The truth is we did not cause their addiction; we can’t control it and we cannot cure it. Once we accept these simple truths, we can begin to help our loved one and ourselves – through an approach called tough love.

In tough love, the emphasis is on love. No matter how upsetting our loved one’s behavior is to us, we must remember to have empathy for them. They are sick right now, and we should no more try to punish them for their addiction than we would punish someone who has cancer.

Try saying, “I hate to see you hurting this way.”

Next, we begin to establish healthy boundaries, and communicate them clearly and directly. To do this, we must bear in mind past experiences with our loved one, as well as our current needs. Invariably, our loved one will cross our boundaries; when this happens, be gentle but firm in reminding them of the rules. Do not get into a confrontation. Do not lecture. Do remain calm.

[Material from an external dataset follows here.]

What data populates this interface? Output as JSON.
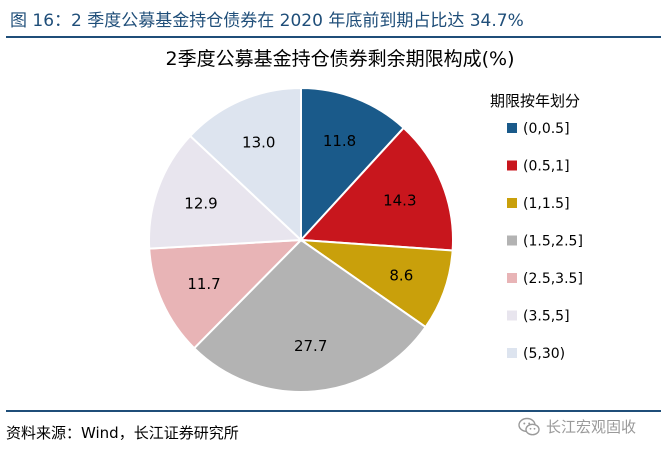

One of the most important ways in which we set boundaries is to stop enabling our loved one’s addictive behavior. In short, we stop making it easier for them to practice their addiction. We also start to insist that they take responsibility for their own actions and behaviors.

For example, we stop:

  • Covering up or minimizing their actions
  • Making excuses for their behavior
  • Calling them out sick to their employer
  • Giving them money

Finally, we offer help, while establishing consequences. As much as it hurts to say no to someone we love, we may have to offer an ultimatum such as, “Either you go into treatment, or you have to leave.”

Sometimes, we simply have to allow our loved one to reach a low point before they accept help. If they are willing to seek treatment, support them wholeheartedly. That is what love is all about.

Will there be relationship challenges in early recovery?

Even strong relationships take a lot of work to maintain; they require commitment, effort, honesty and compromise from all parties. Throw addiction recovery into the mix, and relationships can be fraught with additional challenges. Early sobriety is a fragile time, and it is critical that the person in recovery concentrate all efforts on getting and staying well.


The two biggest relationship challenges in early recovery are learning to trust again and learning to forgive. All parties may struggle with these issues, and everyone involved will need to practice honesty, open-mindedness and willingness. This does not happen overnight, however.

All parties will need to work at the relationship, not just the addicted person. However, it is critical that the addict maintain their sobriety, for without sobriety and recovery, there can be no basis for healthy relationships.

If a certain family member tries to undermine the recovery in any way, resorts to emotional blackmail, refuses to forgive the loved one or refuses to get help for their own addiction, the individual in recovery may have no choice but to keep a distance. As painful as severing ties can be, doing so may prove to be the only way the individual can recover. In the end, nothing matters more.